Recently system-on-chip (SoC) technology has been grown rapidly, and many function blocks are integrated in one-chip as solution. Then, core power in SoC draws much more current to supply the function blocks which execute complex and various operations, and the development of the process technology allows a lower supply voltage of SoC. As the current consumption increases and supply voltage decreases, the importance for the integrity of the power is strengthened. When the design of power-delivery-network (PDN) does not meet power-integrity (PI) characteristics, it may cause a malfunction of SoC and generate noise source which results in various electromagnetic interference (EMI) problems. In addition, the PDN design is distributed in several domains which are chip (or die)-level, package-level, and system-level, and there are contradictory constraint conditions between the domains.
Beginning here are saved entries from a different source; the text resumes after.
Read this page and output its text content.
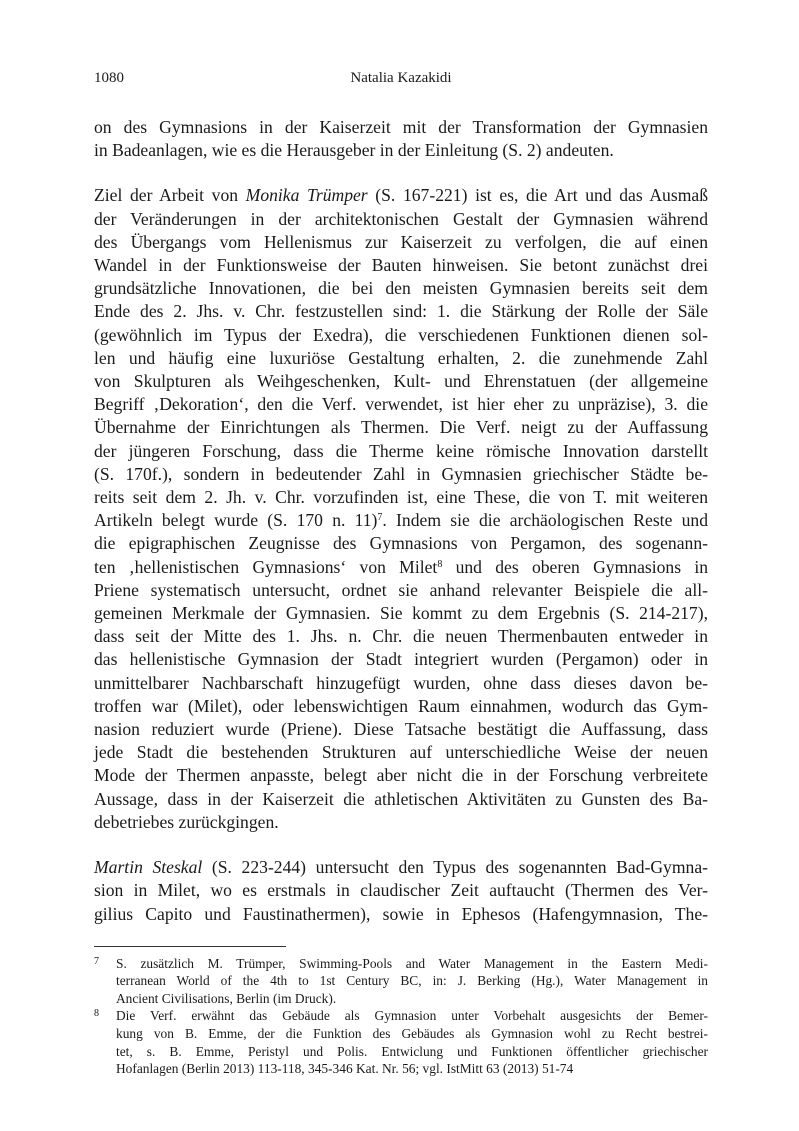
1080	Natalia Kazakidi

on des Gymnasions in der Kaiserzeit mit der Transformation der Gymnasien
in Badeanlagen, wie es die Herausgeber in der Einleitung (S. 2) andeuten.

Ziel der Arbeit von Monika Trümper (S. 167-221) ist es, die Art und das Ausmaß
der Veränderungen in der architektonischen Gestalt der Gymnasien während
des Übergangs vom Hellenismus zur Kaiserzeit zu verfolgen, die auf einen
Wandel in der Funktionsweise der Bauten hinweisen. Sie betont zunächst drei
grundsätzliche Innovationen, die bei den meisten Gymnasien bereits seit dem
Ende des 2. Jhs. v. Chr. festzustellen sind: 1. die Stärkung der Rolle der Säle
(gewöhnlich im Typus der Exedra), die verschiedenen Funktionen dienen sol-
len und häufig eine luxuriöse Gestaltung erhalten, 2. die zunehmende Zahl
von Skulpturen als Weihgeschenken, Kult- und Ehrenstatuen (der allgemeine
Begriff ‚Dekoration‘, den die Verf. verwendet, ist hier eher zu unpräzise), 3. die
Übernahme der Einrichtungen als Thermen. Die Verf. neigt zu der Auffassung
der jüngeren Forschung, dass die Therme keine römische Innovation darstellt
(S. 170f.), sondern in bedeutender Zahl in Gymnasien griechischer Städte be-
reits seit dem 2. Jh. v. Chr. vorzufinden ist, eine These, die von T. mit weiteren
Artikeln belegt wurde (S. 170 n. 11)$^7$. Indem sie die archäologischen Reste und
die epigraphischen Zeugnisse des Gymnasions von Pergamon, des sogenann-
ten ‚hellenistischen Gymnasions‘ von Milet$^8$ und des oberen Gymnasions in
Priene systematisch untersucht, ordnet sie anhand relevanter Beispiele die all-
gemeinen Merkmale der Gymnasien. Sie kommt zu dem Ergebnis (S. 214-217),
dass seit der Mitte des 1. Jhs. n. Chr. die neuen Thermenbauten entweder in
das hellenistische Gymnasion der Stadt integriert wurden (Pergamon) oder in
unmittelbarer Nachbarschaft hinzugefügt wurden, ohne dass dieses davon be-
troffen war (Milet), oder lebenswichtigen Raum einnahmen, wodurch das Gym-
nasion reduziert wurde (Priene). Diese Tatsache bestätigt die Auffassung, dass
jede Stadt die bestehenden Strukturen auf unterschiedliche Weise der neuen
Mode der Thermen anpasste, belegt aber nicht die in der Forschung verbreitete
Aussage, dass in der Kaiserzeit die athletischen Aktivitäten zu Gunsten des Ba-
debetriebes zurückgingen.

Martin Steskal (S. 223-244) untersucht den Typus des sogenannten Bad-Gymna-
sion in Milet, wo es erstmals in claudischer Zeit auftaucht (Thermen des Ver-
gilius Capito und Faustinathermen), sowie in Ephesos (Hafengymnasion, The-

7 S. zusätzlich M. Trümper, Swimming-Pools and Water Management in the Eastern Medi-
terranean World of the 4th to 1st Century BC, in: J. Berking (Hg.), Water Management in
Ancient Civilisations, Berlin (im Druck).
8 Die Verf. erwähnt das Gebäude als Gymnasion unter Vorbehalt ausgesichts der Bemer-
kung von B. Emme, der die Funktion des Gebäudes als Gymnasion wohl zu Recht bestrei-
tet, s. B. Emme, Peristyl und Polis. Entwiclung und Funktionen öffentlicher griechischer
Hofanlagen (Berlin 2013) 113-118, 345-346 Kat. Nr. 56; vgl. IstMitt 63 (2013) 51-74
Since it is difficult to change IC design after established because of cost problem, robust PI characteristics in PDN design is required in the early stage of development. This paper provides the methodology to optimize PI characteristics such as the impedance and the static voltage-drop (or DC IR-drop) of PDN at the early stage of development cycle. Besides this methodology inspires a systematic perspective into designers to determine the number of power/ground balls in ball grid array (BGA) package, decoupling capacitors (or decaps) on printed circuit board (PCB), and vias on a package or a PCB. In this paper, two cases are carried out with ANSYS Siwave by the proposed method. As a result the number of power/ground balls is reduced to 61.5% for a bond-wire type package, and 87.5% for flip-chip type package than the conventional design respectively. At the same time, only with 53.9% and 82.4% number of decoupling capacitors, 53.9% and 84.1% number of vias in PCB, and 55.6% and 80.1% vias in package are used keeping PI characteristics such as power impedance and static voltage-drop (or D- IR-drop) compared to the conventional design.